AE adverse event, BSC best supportive care, mCRC metastatic colorectal cancer, IFL irinotecan plus bolus 5-fluorouracil and leucovorin, FOLFIRI irinotecan plus infusional 5-fluorouracil and leucovorin, FOLFOX 5-fluorouracil, leucovorin, and oxaliplatin, XELOX capecitabine and oxaliplatin

Conclusions

Perioperative treatment of patients with CRLM results in longer PFS and OS. In addition, in patients with high-risk features, neoadjuvant and conversion treatment provides an opportunity to gather information on the biological activity of the tumor and its response to treatment, as well as improving resectability rates.

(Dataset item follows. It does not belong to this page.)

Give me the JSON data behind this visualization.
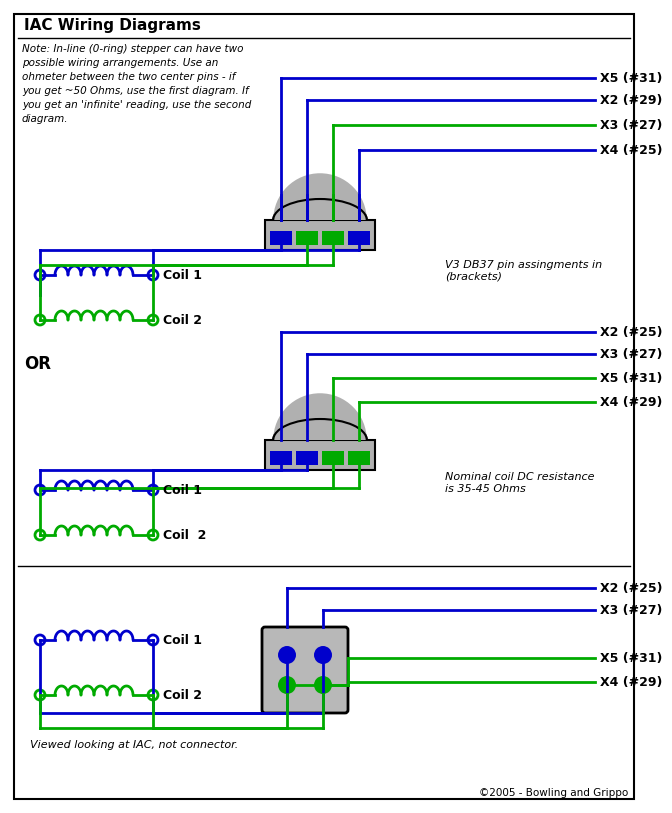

To date, three antiangiogenic agents have been demonstrated to improve the outcomes of patients with mCRC in prospective randomized trials. Aflibercept in combination with FOLFIRI as second-line treatment improves OS and PFS in patients with mCRC after first-line treatment with an oxaliplatin-based regimen, with or without an antiangiogenic agent. Regorafenib has also demonstrated promising results in patients with mCRC who had progressed after receiving all approved standard treatments. However, bevacizumab is currently the only antiangiogenic drug which has demonstrated benefits in the presurgical treatment of CRLM as well as in patients with mCRC.

For patients with initially unresectable CRLM, chemotherapy with or without a targeted agent may downsize metastases and facilitate secondary resection. For these patients, the combination of FOLFOX or FOLFOXIRI plus bevacizumab has led to high RRs and resection rates, as well as an acceptable safety profile. FOLFOX plus bevacizumab is also effective for patients with unresectable CRLM and has a favorable safety profile, whereas irinotecan carries a higher risk of hepatic toxicity.

Encouraging results regarding the impact of bevacizumab plus chemotherapy on pathological response have been reported, with a clear benefit on OS. Additionally, several studies have shown that bevacizumab may have a protective effect against liver injury, in particular steatohepatitis and vascular parenchymal injuries, which are associated with the preoperative administration of irinotecan and oxaliplatin. Regarding the safety profile of bevacizumab, in order to avoid postoperative morbidities, it has been recommended that bevacizumab administration should not be restarted until 28 days after surgery or when all incisions have healed.

Antiangiogenic agents represent an increasingly important treatment option in the neoadjuvant and conversion therapy of CRLM.